Not only that the typhoon swept through Metro Manila and various parts of the country by surprise, it hit its targeted places with tons of floodwaters unprecedented in recent memory.
Of course, the threat of the succeeding typhoon “Pepeng” had somehow been mitigated by what the government called preempted evacuation in particularly low-lying areas in some regions of the country.
The National Disaster Coordinating Council reported that for the first time in the history of this, our storm-tossed country, the government conducted preempted evacuation of people living in flood-prone areas.
The NDCC estimated some 30,000 families had been evacuated by government troops deployed in such surroundings, particularly in Regions 1,2, 4A, and 5.
Maybe so, but President Gloria Arroyo was obviously unimpressed.

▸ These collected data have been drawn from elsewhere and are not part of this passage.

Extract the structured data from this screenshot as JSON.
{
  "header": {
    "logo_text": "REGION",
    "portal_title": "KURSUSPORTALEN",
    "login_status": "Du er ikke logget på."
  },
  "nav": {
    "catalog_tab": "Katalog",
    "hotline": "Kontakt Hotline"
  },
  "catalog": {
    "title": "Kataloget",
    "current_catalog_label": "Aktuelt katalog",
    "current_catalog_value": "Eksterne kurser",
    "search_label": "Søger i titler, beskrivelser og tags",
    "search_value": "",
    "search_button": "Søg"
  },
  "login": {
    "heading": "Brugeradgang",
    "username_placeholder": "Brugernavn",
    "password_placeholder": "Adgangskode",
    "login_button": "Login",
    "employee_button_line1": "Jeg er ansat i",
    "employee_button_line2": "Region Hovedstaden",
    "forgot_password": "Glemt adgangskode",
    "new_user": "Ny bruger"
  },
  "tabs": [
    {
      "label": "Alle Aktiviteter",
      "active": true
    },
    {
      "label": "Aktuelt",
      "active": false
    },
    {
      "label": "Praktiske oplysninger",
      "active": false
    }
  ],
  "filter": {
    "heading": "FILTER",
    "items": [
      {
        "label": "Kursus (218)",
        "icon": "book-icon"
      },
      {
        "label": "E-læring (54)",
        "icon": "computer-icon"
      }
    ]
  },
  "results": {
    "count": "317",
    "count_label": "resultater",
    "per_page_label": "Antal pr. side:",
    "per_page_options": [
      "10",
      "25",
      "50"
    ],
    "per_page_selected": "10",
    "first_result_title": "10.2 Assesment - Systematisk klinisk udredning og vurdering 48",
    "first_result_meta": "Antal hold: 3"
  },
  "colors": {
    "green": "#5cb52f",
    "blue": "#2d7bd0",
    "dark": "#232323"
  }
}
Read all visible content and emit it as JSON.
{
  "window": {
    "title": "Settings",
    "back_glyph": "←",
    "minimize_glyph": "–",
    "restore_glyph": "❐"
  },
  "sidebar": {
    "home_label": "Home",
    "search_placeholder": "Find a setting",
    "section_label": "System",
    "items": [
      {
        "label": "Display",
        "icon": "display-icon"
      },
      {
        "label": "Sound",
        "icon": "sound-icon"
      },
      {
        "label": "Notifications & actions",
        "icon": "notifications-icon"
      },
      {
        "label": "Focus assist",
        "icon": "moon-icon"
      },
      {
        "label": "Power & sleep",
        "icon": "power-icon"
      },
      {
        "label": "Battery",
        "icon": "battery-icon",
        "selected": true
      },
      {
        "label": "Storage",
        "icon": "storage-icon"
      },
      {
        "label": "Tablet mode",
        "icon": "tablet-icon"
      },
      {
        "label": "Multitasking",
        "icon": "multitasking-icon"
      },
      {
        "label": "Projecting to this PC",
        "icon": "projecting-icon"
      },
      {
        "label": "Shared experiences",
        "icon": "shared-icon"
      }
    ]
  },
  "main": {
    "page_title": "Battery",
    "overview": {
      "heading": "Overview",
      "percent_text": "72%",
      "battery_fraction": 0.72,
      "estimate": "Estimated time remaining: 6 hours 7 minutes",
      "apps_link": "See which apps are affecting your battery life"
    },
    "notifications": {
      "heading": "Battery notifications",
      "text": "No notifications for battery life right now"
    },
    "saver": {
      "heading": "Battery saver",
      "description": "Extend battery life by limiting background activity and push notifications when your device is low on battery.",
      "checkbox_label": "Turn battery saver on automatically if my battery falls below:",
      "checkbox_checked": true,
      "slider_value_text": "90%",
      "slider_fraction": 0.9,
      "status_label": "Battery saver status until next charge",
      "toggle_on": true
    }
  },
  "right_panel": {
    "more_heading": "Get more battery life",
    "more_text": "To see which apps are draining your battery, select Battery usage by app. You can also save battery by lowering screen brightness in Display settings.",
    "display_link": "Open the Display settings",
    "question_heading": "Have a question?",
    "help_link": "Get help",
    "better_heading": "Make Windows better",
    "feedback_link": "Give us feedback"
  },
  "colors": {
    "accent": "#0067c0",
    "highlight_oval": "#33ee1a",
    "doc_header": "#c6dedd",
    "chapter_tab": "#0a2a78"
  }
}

At the NDCC meeting the other day, the president bewailed the toll of human lives and the hardships that people endured during the height of tropical storms “Ondoy and “Pepeng”.

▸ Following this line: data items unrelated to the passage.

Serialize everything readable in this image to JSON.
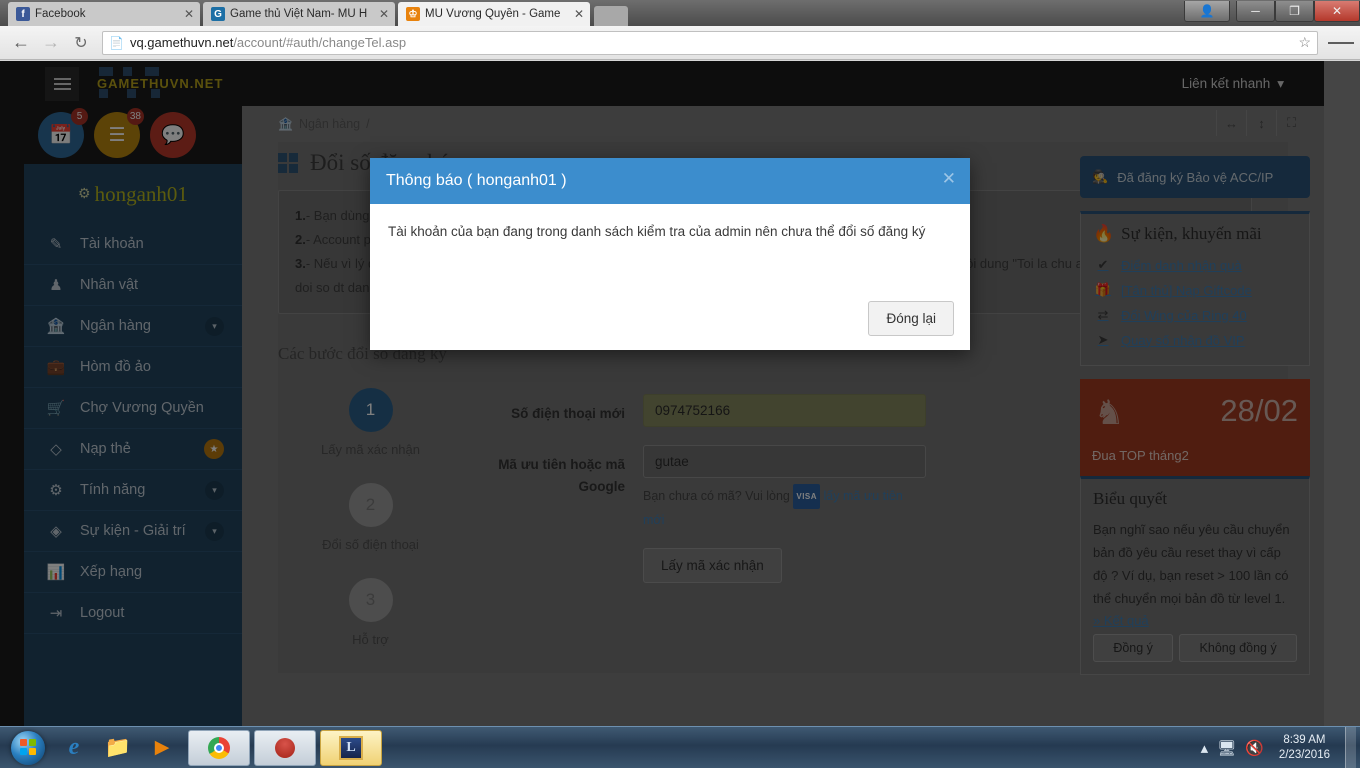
{
  "browser": {
    "tabs": [
      {
        "label": "Facebook",
        "favicon": "facebook-icon",
        "favicon_char": "f",
        "favicon_color": "#3b5998",
        "active": false
      },
      {
        "label": "Game thủ Việt Nam- MU H",
        "favicon": "gamethu-icon",
        "favicon_char": "G",
        "favicon_color": "#1d6fa5",
        "active": false
      },
      {
        "label": "MU Vương Quyền - Game",
        "favicon": "crown-icon",
        "favicon_char": "♕",
        "favicon_color": "#e8820c",
        "active": true
      }
    ],
    "url_host": "vq.gamethuvn.net",
    "url_path": "/account/#auth/changeTel.asp",
    "window_controls": {
      "person": "☺",
      "minimize": "–",
      "maximize": "❐",
      "close": "✕"
    },
    "nav": {
      "back": "←",
      "forward": "→",
      "reload": "⟳",
      "star": "☆"
    }
  },
  "site": {
    "brand": "GAMETHUVN.NET",
    "quicklinks_label": "Liên kết nhanh",
    "header_icons": [
      {
        "name": "calendar-icon",
        "glyph": "Ὄ5",
        "badge": "5",
        "color": "blue"
      },
      {
        "name": "list-icon",
        "glyph": "☰",
        "badge": "38",
        "color": "gold"
      },
      {
        "name": "chat-icon",
        "glyph": "ὊC",
        "badge": "",
        "color": "red"
      }
    ],
    "username": "honganh01"
  },
  "sidebar": {
    "items": [
      {
        "label": "Tài khoản",
        "icon": "edit-square-icon",
        "glyph": "✎",
        "caret": false,
        "star": false
      },
      {
        "label": "Nhân vật",
        "icon": "user-icon",
        "glyph": "♟",
        "caret": false,
        "star": false
      },
      {
        "label": "Ngân hàng",
        "icon": "bank-icon",
        "glyph": "Ἶ6",
        "caret": true,
        "star": false
      },
      {
        "label": "Hòm đồ ảo",
        "icon": "briefcase-icon",
        "glyph": "ὋC",
        "caret": false,
        "star": false
      },
      {
        "label": "Chợ Vương Quyền",
        "icon": "cart-icon",
        "glyph": "Ὥ2",
        "caret": false,
        "star": false
      },
      {
        "label": "Nạp thẻ",
        "icon": "diamond-icon",
        "glyph": "◇",
        "caret": false,
        "star": true
      },
      {
        "label": "Tính năng",
        "icon": "gears-icon",
        "glyph": "⚙",
        "caret": true,
        "star": false
      },
      {
        "label": "Sự kiện - Giải trí",
        "icon": "code-icon",
        "glyph": "◈",
        "caret": true,
        "star": false
      },
      {
        "label": "Xếp hạng",
        "icon": "bar-chart-icon",
        "glyph": "ὌA",
        "caret": false,
        "star": false
      },
      {
        "label": "Logout",
        "icon": "logout-icon",
        "glyph": "→",
        "caret": false,
        "star": false
      }
    ]
  },
  "breadcrumb": {
    "icon": "bank-icon",
    "item": "Ngân hàng",
    "separator": "/"
  },
  "viewbuttons": [
    {
      "name": "width-toggle-icon",
      "glyph": "↔"
    },
    {
      "name": "height-toggle-icon",
      "glyph": "↕"
    },
    {
      "name": "fullscreen-icon",
      "glyph": "⛶"
    }
  ],
  "main": {
    "page_title": "Đổi số đăng ký",
    "notes": [
      {
        "num": "1.",
        "text": "- Bạn dùng tính năng này để đổi số điện thoại đăng ký bằng cách click vào nút lấy mã bên dưới"
      },
      {
        "num": "2.",
        "text": "- Account phải có 1 nhân vật reset trên 20 lần mới được đổi số. Mỗi lần đổi số điện thoại phải cách nhau 72 giờ"
      },
      {
        "num": "3.",
        "text": "- Nếu vì lý do gì đó bạn không nhận được mã đổi số hoặc đổi số thất bại, hãy nhắn yêu cầu đến 0904454444 với nội dung \"Toi la chu account ... server VQ muon doi so dt dang ky sang so .... \" . Yêu cầu của bạn sẽ được thực hiện trong vòng 24h"
      }
    ],
    "steps_title": "Các bước đổi số đăng ký",
    "steps": [
      {
        "num": "1",
        "label": "Lấy mã xác nhận",
        "active": true
      },
      {
        "num": "2",
        "label": "Đổi số điện thoại",
        "active": false
      },
      {
        "num": "3",
        "label": "Hỗ trợ",
        "active": false
      }
    ],
    "form": {
      "phone_label": "Số điện thoại mới",
      "phone_value": "0974752166",
      "phone_placeholder": "Số điện thoại mới",
      "code_label": "Mã ưu tiên hoặc mã Google",
      "code_value": "gutae",
      "code_placeholder": "Mã ưu tiên",
      "hint_prefix": "Bạn chưa có mã? Vui lòng",
      "hint_badge": "VISA",
      "hint_link": "lấy mã ưu tiên mới",
      "submit_label": "Lấy mã xác nhận"
    }
  },
  "rightcol": {
    "acc_button": {
      "label": "Đã đăng ký Bảo vệ ACC/IP",
      "icon": "detective-icon",
      "glyph": "ὗ5"
    },
    "events": {
      "title": "Sự kiện, khuyến mãi",
      "title_icon": "fire-icon",
      "links": [
        {
          "label": "Điểm danh nhận quà",
          "icon": "check-circle-icon",
          "glyph": "✔"
        },
        {
          "label": "[Tân thủ] Nạp Giftcode",
          "icon": "gift-icon",
          "glyph": "Ἰ1"
        },
        {
          "label": "Đổi Wing của Ring 40",
          "icon": "exchange-icon",
          "glyph": "⇄"
        },
        {
          "label": "Quay số nhận đồ VIP",
          "icon": "bolt-icon",
          "glyph": "➤"
        }
      ]
    },
    "promo": {
      "date": "28/02",
      "title": "Đua TOP tháng2",
      "icon": "knight-icon",
      "glyph": "♞"
    },
    "poll": {
      "title": "Biểu quyết",
      "text": "Bạn nghĩ sao nếu yêu cầu chuyển bản đồ yêu cầu reset thay vì cấp độ ? Ví dụ, bạn reset > 100 lần có thể chuyển mọi bản đồ từ level 1.",
      "result_link": "» Kết quả",
      "agree_label": "Đồng ý",
      "disagree_label": "Không đồng ý"
    }
  },
  "modal": {
    "title": "Thông báo ( honganh01 )",
    "close_glyph": "✕",
    "message": "Tài khoản của bạn đang trong danh sách kiểm tra của admin nên chưa thể đổi số đăng ký",
    "button_label": "Đóng lại",
    "header_color": "#3c8dcd"
  },
  "taskbar": {
    "start_label": "Start",
    "quicklaunch": [
      {
        "name": "internet-explorer-icon",
        "glyph": "e"
      },
      {
        "name": "file-explorer-icon",
        "glyph": "Ὄ1"
      },
      {
        "name": "media-player-icon",
        "glyph": "▶"
      }
    ],
    "tasks": [
      {
        "name": "chrome-task",
        "glyph": "●",
        "highlight": false
      },
      {
        "name": "game-task",
        "glyph": "●",
        "highlight": false
      },
      {
        "name": "league-task",
        "glyph": "L",
        "highlight": true
      }
    ],
    "tray": [
      {
        "name": "show-hidden-icons",
        "glyph": "▲"
      },
      {
        "name": "network-icon",
        "glyph": "὚5"
      },
      {
        "name": "volume-muted-icon",
        "glyph": "ὐ7"
      }
    ],
    "time": "8:39 AM",
    "date": "2/23/2016"
  }
}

The president’s sorrow was visibly etched – and deeply – in her face as she listened to reports on the typhoons, as shown in the accompanying news photos.
In another show of concern, President Arroyo ordered the immedite cleanup of Metro Manila, specifying a 72-hour time frame within which to carry out her directive.
She directed Metropolitan Manila Development Authority Chairman Bayani Fernando to coordinate with local government authorities to undertake a massive drive, with emphasis on the piles of garbage on city streets.
But Fernando, while expressing eagerness in complying with the president’s deadline, has said it might take more than a month to totally clean up the mess caused by “Ondoy” as a lot of areas in the metropolis remain submerged in floodwaters.
And as if it were not enough, the heavy rains the other night brought down by typhoon “Pepeng” produced waist-level floods in major streets in Metro Manila.
Luckily, US military personnel from the Joint Special Operations Task Force stationed in Zamboanga rushed to Manila with its rubber Zudiac boats and assisted in the rescue operations launched by the Armed Forces of the Philippines in coordination with other government agencies.
Well, despite all these, a lot of things remain to be done to alleviate human sufferings spawned by the typhoons.
In our own case as we mentioned in this space earlier, we escaped from the onrushing floodwaters through the roof leaving our house submerged up to the second floor. When we went back the following day the whole family was speechless in total dismay: Everything was in morbid disarray with mud all over covering all the precious things we have collected in our lifetime.
Our experience, I am sure, is shared by the thousand others from all walks of life from all over where “Ondoy” and “Pepeng” unleashed their fury without mercy.
But that’s life – what else can you say?